One idea to make it more attractive for medical students to choose a career as GP is creating healthcare vouchers that cover the basic NHS package for GPs (around 160 GBP/year and patient) but allow patients to redeem their vouchers at non-NHS practices and pay the difference out of pocket if these are more expensive or have the difference reimbursed by supplementary insurance. This would allow GPs to increase their profit and at the same time allow patients to transfer resources allocated within the NHS to a practice of their choice.

Opening up medical education to private universities in order to bring up the annual output of graduates from medical schools should also be one driver for more doctors available.
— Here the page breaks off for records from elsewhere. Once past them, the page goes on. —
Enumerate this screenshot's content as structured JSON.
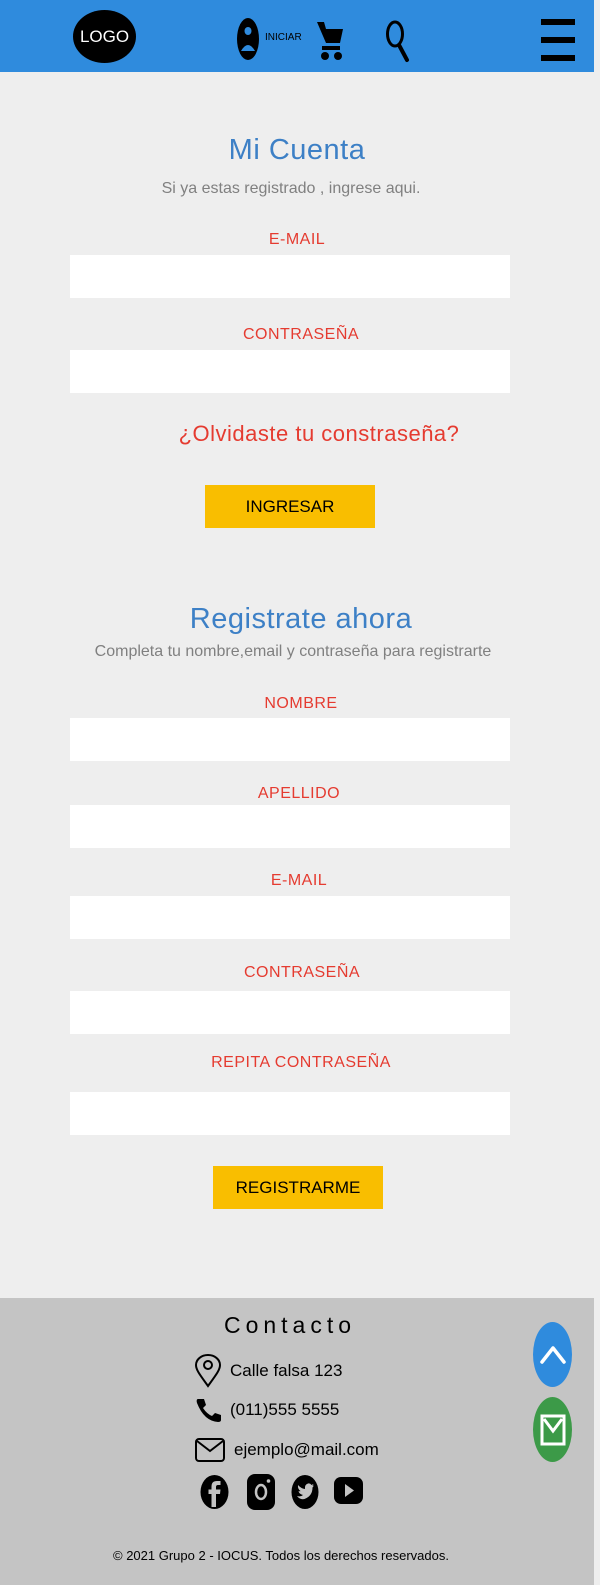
{
  "header": {
    "logo_text": "LOGO",
    "login_label": "INICIAR",
    "icons": [
      "user-icon",
      "cart-icon",
      "search-icon",
      "menu-icon"
    ]
  },
  "login": {
    "title": "Mi Cuenta",
    "subtitle": "Si ya estas registrado , ingrese aqui.",
    "email_label": "E-MAIL",
    "password_label": "CONTRASEÑA",
    "forgot_link": "¿Olvidaste tu constraseña?",
    "submit_label": "INGRESAR"
  },
  "register": {
    "title": "Registrate ahora",
    "subtitle": "Completa tu nombre,email y contraseña para registrarte",
    "name_label": "NOMBRE",
    "lastname_label": "APELLIDO",
    "email_label": "E-MAIL",
    "password_label": "CONTRASEÑA",
    "repeat_password_label": "REPITA CONTRASEÑA",
    "submit_label": "REGISTRARME"
  },
  "footer": {
    "contact_title": "Contacto",
    "address": "Calle falsa 123",
    "phone": "(011)555 5555",
    "email": "ejemplo@mail.com",
    "social_icons": [
      "facebook-icon",
      "instagram-icon",
      "twitter-icon",
      "youtube-icon"
    ],
    "copyright": "© 2021 Grupo 2 - IOCUS. Todos los derechos reservados."
  },
  "colors": {
    "header_bg": "#2f8bdd",
    "page_bg": "#eeeeee",
    "title_blue": "#3d80c6",
    "label_red": "#e53b30",
    "button_yellow": "#f9be00",
    "footer_bg": "#c4c4c4",
    "fab_green": "#3c9a48"
  }
}
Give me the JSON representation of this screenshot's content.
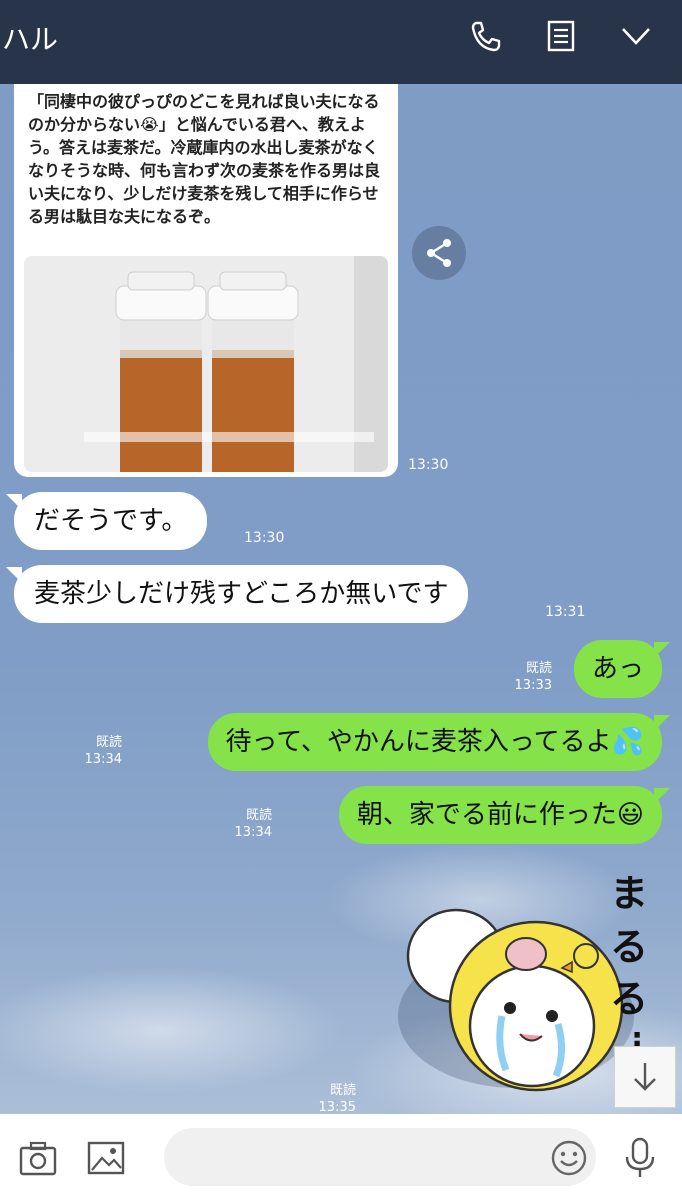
{
  "header": {
    "title": "ハル",
    "icons": [
      "phone-icon",
      "notes-icon",
      "chevron-down-icon"
    ]
  },
  "colors": {
    "header_bg": "#283449",
    "chat_bg": "#7e9cc4",
    "outgoing_bubble": "#85e249",
    "incoming_bubble": "#ffffff"
  },
  "shared_post": {
    "caption": "「同棲中の彼ぴっぴのどこを見れば良い夫になるのか分からない😭」と悩んでいる君へ、教えよう。答えは麦茶だ。冷蔵庫内の水出し麦茶がなくなりそうな時、何も言わず次の麦茶を作る男は良い夫になり、少しだけ麦茶を残して相手に作らせる男は駄目な夫になるぞ。",
    "time": "13:30"
  },
  "messages": [
    {
      "dir": "in",
      "text": "だそうです。",
      "time": "13:30"
    },
    {
      "dir": "in",
      "text": "麦茶少しだけ残すどころか無いです",
      "time": "13:31"
    },
    {
      "dir": "out",
      "text": "あっ",
      "read": "既読",
      "time": "13:33"
    },
    {
      "dir": "out",
      "text": "待って、やかんに麦茶入ってるよ💦",
      "read": "既読",
      "time": "13:34"
    },
    {
      "dir": "out",
      "text": "朝、家でる前に作った😃",
      "read": "既読",
      "time": "13:34"
    }
  ],
  "sticker": {
    "text": "まるる…",
    "read": "既読",
    "time": "13:35"
  },
  "footer": {
    "icons": [
      "camera-icon",
      "image-icon",
      "emoji-icon",
      "microphone-icon"
    ],
    "input_value": ""
  }
}
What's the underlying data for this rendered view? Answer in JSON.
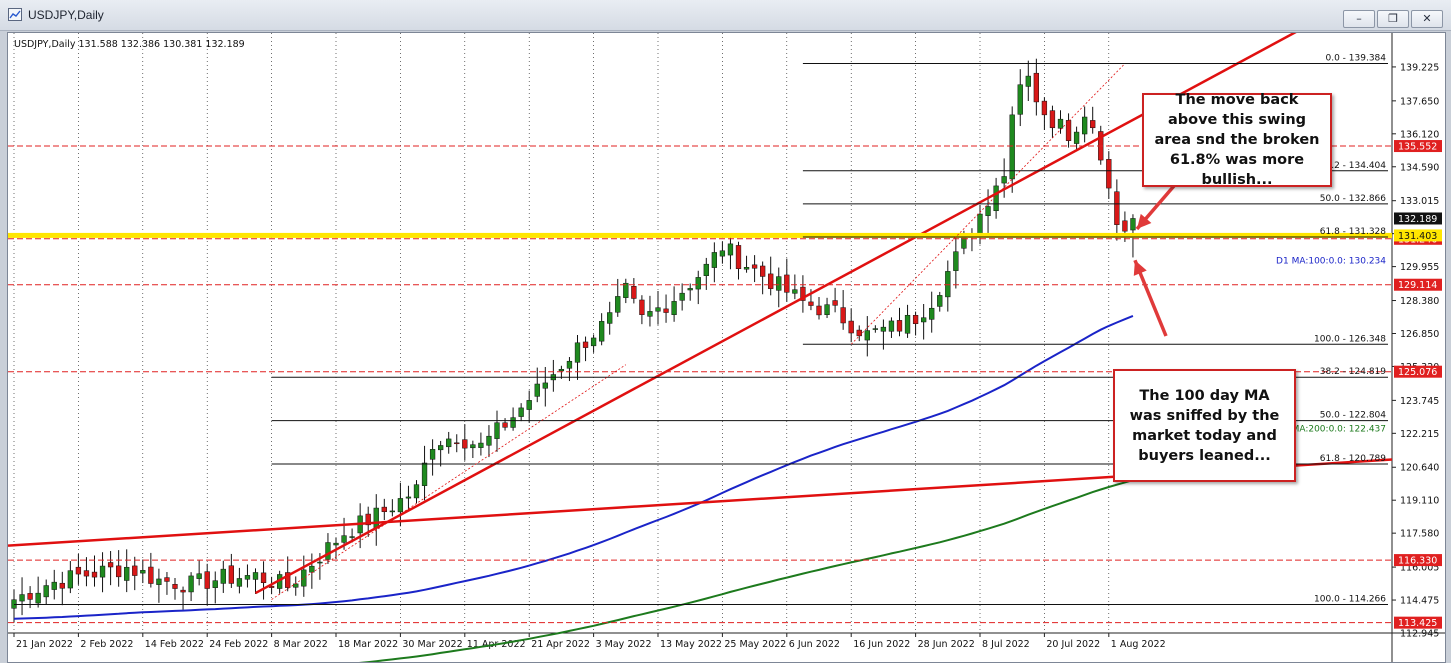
{
  "window": {
    "title": "USDJPY,Daily",
    "buttons": {
      "minimize": "–",
      "restore": "❐",
      "close": "✕"
    }
  },
  "chart_data": {
    "type": "candlestick",
    "info_line": "USDJPY,Daily  131.588 132.386 130.381 132.189",
    "ylim": [
      112.945,
      140.8
    ],
    "y_ticks": [
      "139.225",
      "137.650",
      "136.120",
      "134.590",
      "133.015",
      "131.485",
      "129.955",
      "128.380",
      "126.850",
      "125.320",
      "123.745",
      "122.215",
      "120.640",
      "119.110",
      "117.580",
      "116.005",
      "114.475",
      "112.945"
    ],
    "x_ticks": [
      "21 Jan 2022",
      "2 Feb 2022",
      "14 Feb 2022",
      "24 Feb 2022",
      "8 Mar 2022",
      "18 Mar 2022",
      "30 Mar 2022",
      "11 Apr 2022",
      "21 Apr 2022",
      "3 May 2022",
      "13 May 2022",
      "25 May 2022",
      "6 Jun 2022",
      "16 Jun 2022",
      "28 Jun 2022",
      "8 Jul 2022",
      "20 Jul 2022",
      "1 Aug 2022"
    ],
    "n_bars": 140,
    "last_close": 132.189,
    "colors": {
      "up_body": "#1f8a1f",
      "down_body": "#d81818",
      "wick": "#111111",
      "ma100": "#1a24c8",
      "ma200": "#1d7a1d",
      "trend": "#e01010",
      "support_yellow": "#ffe600",
      "level_red": "#e02020"
    },
    "horizontal_levels": [
      {
        "value": 135.552,
        "label": "135.552",
        "style": "red-dashed"
      },
      {
        "value": 131.246,
        "label": "131.246",
        "style": "red-dashed"
      },
      {
        "value": 131.403,
        "label": "131.403",
        "style": "yellow"
      },
      {
        "value": 129.114,
        "label": "129.114",
        "style": "red-dashed"
      },
      {
        "value": 125.076,
        "label": "125.076",
        "style": "red-dashed"
      },
      {
        "value": 116.33,
        "label": "116.330",
        "style": "red-dashed"
      },
      {
        "value": 113.425,
        "label": "113.425",
        "style": "red-dashed"
      }
    ],
    "fibo_sets": [
      {
        "start_bar": 98,
        "end_bar": 140,
        "levels": [
          {
            "value": 139.384,
            "label": "0.0 - 139.384"
          },
          {
            "value": 134.404,
            "label": "38.2 - 134.404"
          },
          {
            "value": 132.866,
            "label": "50.0 - 132.866"
          },
          {
            "value": 131.328,
            "label": "61.8 - 131.328"
          },
          {
            "value": 126.348,
            "label": "100.0 - 126.348"
          }
        ]
      },
      {
        "start_bar": 32,
        "end_bar": 140,
        "levels": [
          {
            "value": 124.819,
            "label": "38.2 - 124.819"
          },
          {
            "value": 122.804,
            "label": "50.0 - 122.804"
          },
          {
            "value": 120.789,
            "label": "61.8 - 120.789"
          }
        ]
      },
      {
        "start_bar": 0,
        "end_bar": 140,
        "levels": [
          {
            "value": 114.266,
            "label": "100.0 - 114.266"
          }
        ]
      }
    ],
    "ma_labels": [
      {
        "text": "D1 MA:100:0.0: 130.234",
        "value": 130.234,
        "color": "#1a24c8"
      },
      {
        "text": "D1 MA:200:0.0: 122.437",
        "value": 122.437,
        "color": "#1d7a1d"
      }
    ]
  },
  "annotations": {
    "callout_1": "The move back above this swing area snd the broken 61.8% was more bullish...",
    "callout_2": "The 100 day MA was sniffed by the market today and buyers leaned..."
  }
}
Education, as healthcare, is too centralised and hence bottlenecks are inevitable.

At the same time, we need to make it easy for medical professionals from other countries (EU and non-EU countries) to migrate to the UK and quickly (maybe even immediately) work as GPs or specialists. I personally heard from medical doctors who emigrated to the UK what bureaucratic and certification ordeal they had to go through in order to practise in England.

Let’s keep in mind that the talent pipeline from admitting a student to a medical college to having a GP is pretty much a decade. A quick change of the approach to primary care in England is needed if this problem should be successfully tackled.